Многие годы спустя Анна Андреевна замыслила книгу «Мои полвека», одна из глав которой должна была называться: ««Бродячая собака» (1912-1914). Две зимы». Но, увы, этот замысел так и остался неосуществленным.

Литературно-артистическое кабаре «Бродячая собака» просуществовала всего три года – с 1 января 1912 года до 3 марта 1915 года. Но след в культуре «Серебряного века», да и во всей русской культуре XX века она оставила незабываемый. Однако помнили об этом следе по-разному, даже современники. Наиболее едкие портреты «Бродячей собаки» и ее обитателей оставил в своих мемуарах поэт Георгий Иванов: «Четыре-пять часов утра. Табачный дым, пустые бутылки. Час назад было весело и шумно – кто-то  пел, подыгрывая сам себе, глупые куплеты,  кто-то требовал еще вина. Теперь шумевшие либо разошлись, либо дремлют. В подвале почти тишина... Не все ли равно, что там, на улице, в Петербурге; в мире... От выпитого вина кружится голова, дым застилает глаза». Газеты пестрели красочными подробностями о «разнузданных нравах» и даже «оргиях» «собачьей богемы» в «пьяном тумане подвала». С такой вульгарной оценкой не соглашался Маяковский, причем годы спустя: «Богема – это было общество изысканно-остроумных людей, и ходили туда отнюдь не пьянствовать». «Хунд-директор» Пронин (от немецкого Hund – «собака») тоже спустя годы писал: «В «Собаке» нравы были застенчивые, оргий и связанных с ними гадостей не было… Сюда привлекали разговоры, споры…» Иронию Г. Иванова о трагифарсовой роли «Собаки» в крахе старого мира России резко не приняла Ахматова. Для нее это кабаре являлось территорией творчества, свободной от «фармацевтических» норм, «бражничество», конечно, было, но именно бражничество, а не пьяный разгул.

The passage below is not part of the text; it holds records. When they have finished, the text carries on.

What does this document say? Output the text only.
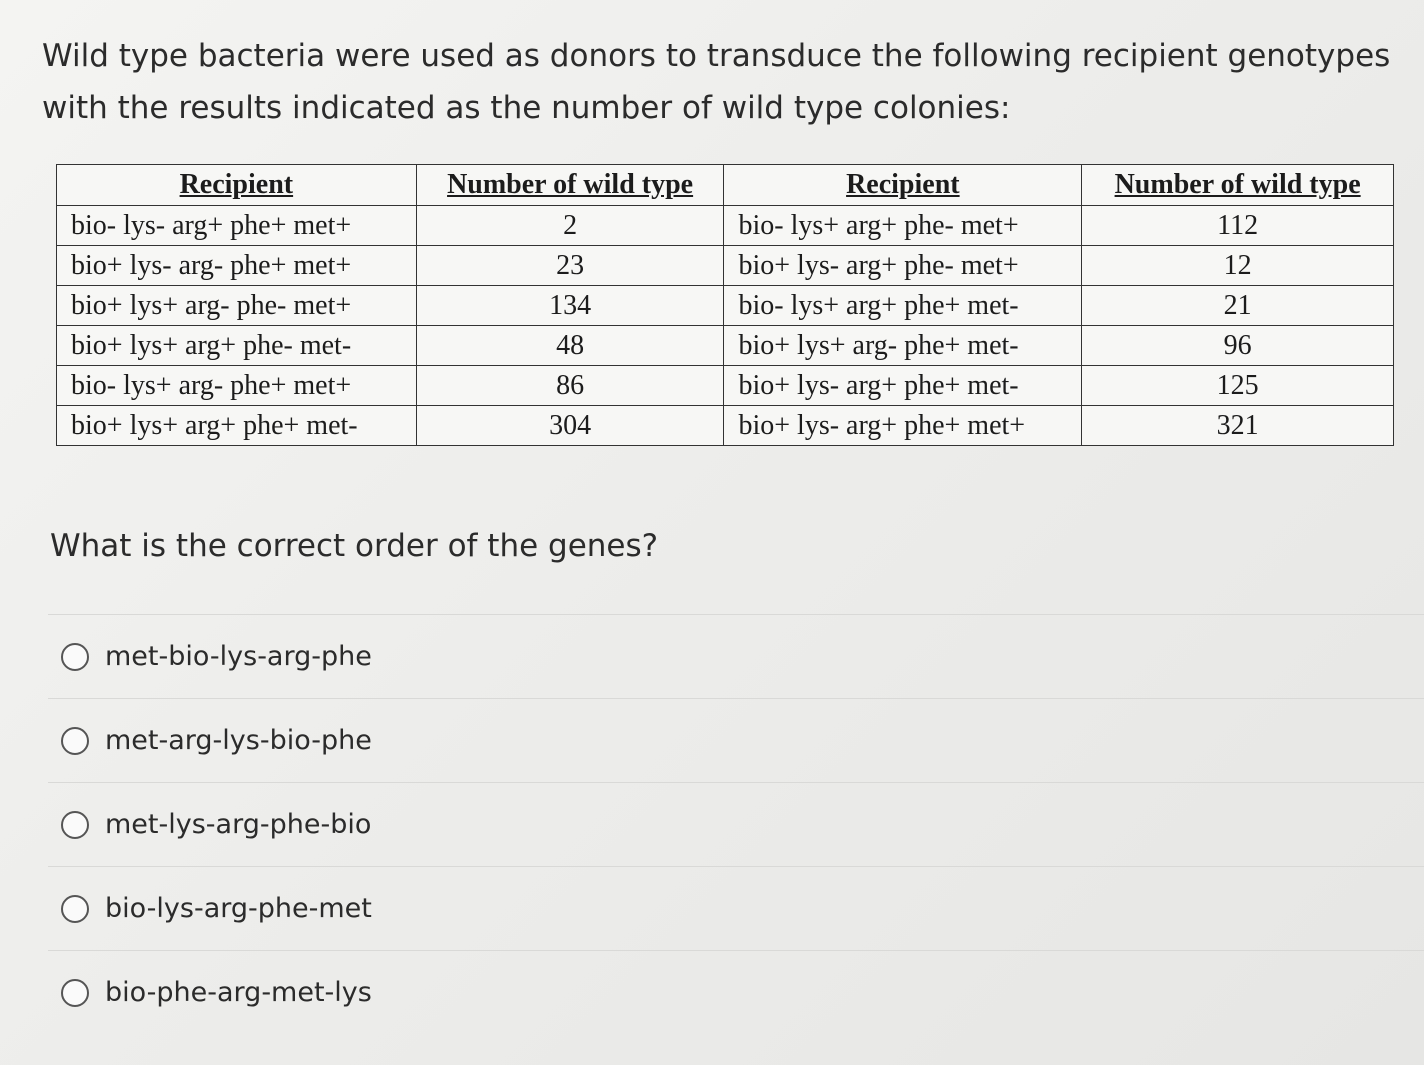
Wild type bacteria were used as donors to transduce the following recipient genotypes with the results indicated as the number of wild type colonies:

Recipient	Number of wild type	Recipient	Number of wild type
bio- lys- arg+ phe+ met+	2	bio- lys+ arg+ phe- met+	112
bio+ lys- arg- phe+ met+	23	bio+ lys- arg+ phe- met+	12
bio+ lys+ arg- phe- met+	134	bio- lys+ arg+ phe+ met-	21
bio+ lys+ arg+ phe- met-	48	bio+ lys+ arg- phe+ met-	96
bio- lys+ arg- phe+ met+	86	bio+ lys- arg+ phe+ met-	125
bio+ lys+ arg+ phe+ met-	304	bio+ lys- arg+ phe+ met+	321

What is the correct order of the genes?

met-bio-lys-arg-phe
met-arg-lys-bio-phe
met-lys-arg-phe-bio
bio-lys-arg-phe-met
bio-phe-arg-met-lys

Спорили современники, не всегда соглашаются в оценках и нынешние исследователи, но для них «Бродячая собака» – это уже классика Серебряного века. Но классика живая. Вот, например, акция образца 1913 года, которая легко затыкает за пояс многие современные концептуальные перформансы. 13 января того года в подвале «Бродячей собаки» отмечалось 50-летие со дня «кончины» Козьмы Пруткова. Этот мемориальный «юбилей» легендарного директора Пробирной Палатки, поэта, драматурга и философа праздновался в кабаре с подобающим случаю искрометным размахом. Особое внимание почитателей таланта Козьмы Пруткова привлекала одетая в генеральский мундир дама, стриженая, она «держала в руке большой корень хрена и по завету Пруткова «Смотри в корень», внимательно весь вечер на него смотрела, не говоря ни слова». Этой дамой была Поликсена Сергеевна Соловьева, частая посетительница «Бродячей собаки», известная художница и поэтесса, писавшая под псевдонимом Allegro. Поликсена Сергеевна – дочь выдающегося русского историка С.М. Соловьева и, соответственно, сестра философа и поэта В.С. Соловьева. А зная о близости В.С. Соловьева к кругу создателей Козьмы Пруткова – А.К. Толстому и братьям Жемчужниковым, можно сказать, что на этом юбилейном собрании его сестра Поликсена была единственной, кто лично знал «великого мыслителя, даровитейшего из поэтов и полезного государственного деятеля».

Ну а по поводу оценок той роли, которую сыграла «Бродячая собака» в истории русской культуры XX века, полезно вспомнить афористическое вопрошание того же Козьмы Пруткова: «Где начало того конца, которым оканчивается начало?»